Individual patient liver transcriptome analysis yields distinct clusters based on their Kyoto Encyclopedia of Genes and Genomes (KEGG) pathway enrichment profiles. The heatmap shows the hierarchical clustering of the liver KEGG pathway enrichment profiles (columns) from individual patients, determined by RNA sequencing and gene set variation analysis (GSVA) using MSigDB v7.0 C2 KEGG pathways [24] (see Methods). Pathways (rows) are grouped according to the top-level KEGG hierarchical classifications (labeled along the left ordinate) to which they belong. The color represents the enrichment score (ES; see the color-coded bar under the heatmap), which reflects the degree to which a pathway is over- or under-represented within that individual patient sample (see [25]).
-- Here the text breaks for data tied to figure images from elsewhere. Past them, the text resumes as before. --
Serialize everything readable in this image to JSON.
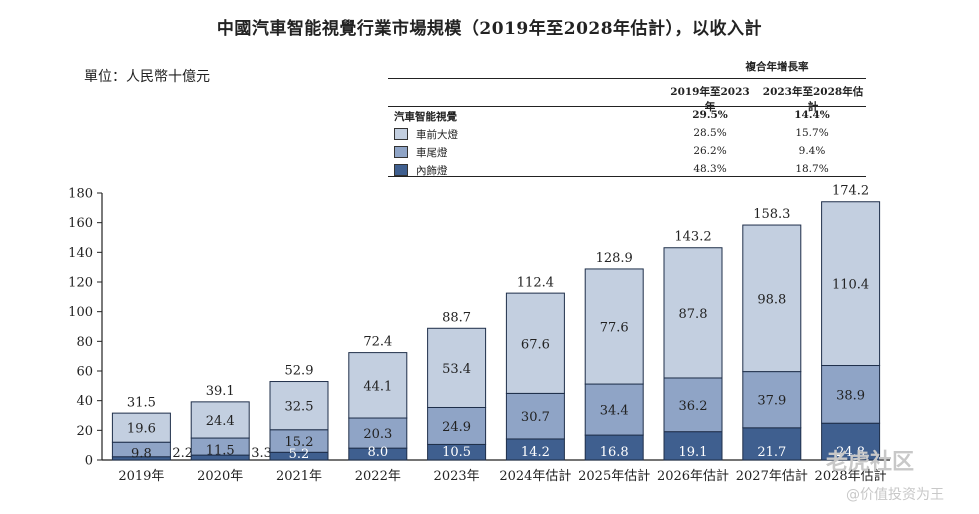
{
  "title": "中國汽車智能視覺行業市場規模（2019年至2028年估計），以收入計",
  "unit_label": "單位：人民幣十億元",
  "cagr_table": {
    "header": "複合年增長率",
    "col1": "2019年至2023年",
    "col2": "2023年至2028年估計",
    "rows": [
      {
        "name": "汽車智能視覺",
        "v1": "29.5%",
        "v2": "14.4%"
      },
      {
        "name": "車前大燈",
        "v1": "28.5%",
        "v2": "15.7%"
      },
      {
        "name": "車尾燈",
        "v1": "26.2%",
        "v2": "9.4%"
      },
      {
        "name": "內飾燈",
        "v1": "48.3%",
        "v2": "18.7%"
      }
    ]
  },
  "watermark": {
    "brand": "老虎社区",
    "account": "@价值投资为王"
  },
  "colors": {
    "front": "#c3cfe0",
    "rear": "#8fa4c6",
    "interior": "#3f5f8f",
    "axis": "#222222"
  },
  "chart_data": {
    "type": "bar",
    "stacked": true,
    "categories": [
      "2019年",
      "2020年",
      "2021年",
      "2022年",
      "2023年",
      "2024年估計",
      "2025年估計",
      "2026年估計",
      "2027年估計",
      "2028年估計"
    ],
    "series": [
      {
        "name": "內飾燈",
        "values": [
          2.2,
          3.3,
          5.2,
          8.0,
          10.5,
          14.2,
          16.8,
          19.1,
          21.7,
          24.8
        ]
      },
      {
        "name": "車尾燈",
        "values": [
          9.8,
          11.5,
          15.2,
          20.3,
          24.9,
          30.7,
          34.4,
          36.2,
          37.9,
          38.9
        ]
      },
      {
        "name": "車前大燈",
        "values": [
          19.6,
          24.4,
          32.5,
          44.1,
          53.4,
          67.6,
          77.6,
          87.8,
          98.8,
          110.4
        ]
      }
    ],
    "totals": [
      31.5,
      39.1,
      52.9,
      72.4,
      88.7,
      112.4,
      128.9,
      143.2,
      158.3,
      174.2
    ],
    "value_labels": {
      "interior": [
        "2.2",
        "3.3",
        "5.2",
        "8.0",
        "10.5",
        "14.2",
        "16.8",
        "19.1",
        "21.7",
        "24.8"
      ],
      "rear": [
        "9.8",
        "11.5",
        "15.2",
        "20.3",
        "24.9",
        "30.7",
        "34.4",
        "36.2",
        "37.9",
        "38.9"
      ],
      "front": [
        "19.6",
        "24.4",
        "32.5",
        "44.1",
        "53.4",
        "67.6",
        "77.6",
        "87.8",
        "98.8",
        "110.4"
      ],
      "totals": [
        "31.5",
        "39.1",
        "52.9",
        "72.4",
        "88.7",
        "112.4",
        "128.9",
        "143.2",
        "158.3",
        "174.2"
      ]
    },
    "y_ticks": [
      "0",
      "20",
      "40",
      "60",
      "80",
      "100",
      "120",
      "140",
      "160",
      "180"
    ],
    "ylim": [
      0,
      180
    ],
    "grid": false,
    "legend": "top-right"
  }
}
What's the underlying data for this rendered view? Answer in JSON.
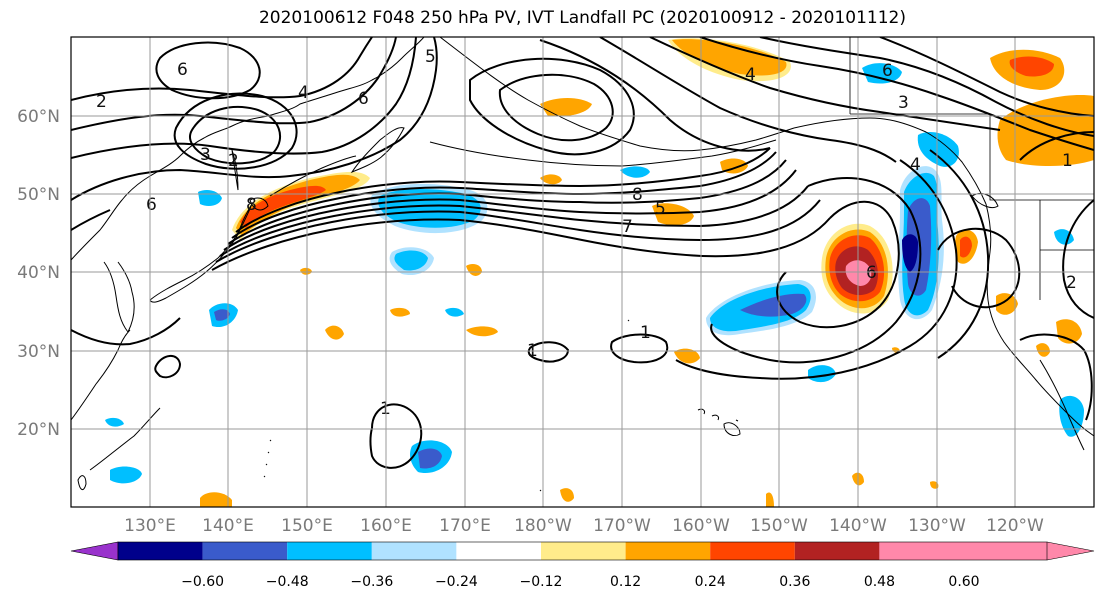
{
  "title": "2020100612 F048 250 hPa PV, IVT Landfall PC (2020100912 - 2020101112)",
  "lat_labels": [
    "60°N",
    "50°N",
    "40°N",
    "30°N",
    "20°N"
  ],
  "lon_labels": [
    "130°E",
    "140°E",
    "150°E",
    "160°E",
    "170°E",
    "180°W",
    "170°W",
    "160°W",
    "150°W",
    "140°W",
    "130°W",
    "120°W"
  ],
  "colorbar": {
    "colors": [
      "#9932CC",
      "#00008B",
      "#3A5BCB",
      "#00BFFF",
      "#B0E2FF",
      "#FFFFFF",
      "#FFEC8B",
      "#FFA500",
      "#FF4500",
      "#B22222",
      "#FF88AA"
    ],
    "tick_labels": [
      "−0.60",
      "−0.48",
      "−0.36",
      "−0.24",
      "−0.12",
      "0.12",
      "0.24",
      "0.36",
      "0.48",
      "0.60"
    ]
  },
  "contour_labels": [
    "2",
    "6",
    "5",
    "4",
    "6",
    "3",
    "2",
    "6",
    "8",
    "7",
    "5",
    "6",
    "4",
    "3",
    "1",
    "1",
    "1",
    "1",
    "2",
    "6",
    "8",
    "4"
  ]
}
The plots above the heatmap show the patient metadata: the top two bars indicate the color-coded diagnosis (see panel on the right) and patient sex, the third indicates if the patient has been diagnosed with type 2 diabetes (T2D) (black bars), and the additional two plots show the body mass index (BMI) and age of the patient. The clinical subtype distribution for each of the three clusters (PN&S, PLI, PF) is shown in Table S2. More details on this analysis, including the specific pathway information and patient metadata, can be found in the associated R notebooks [26].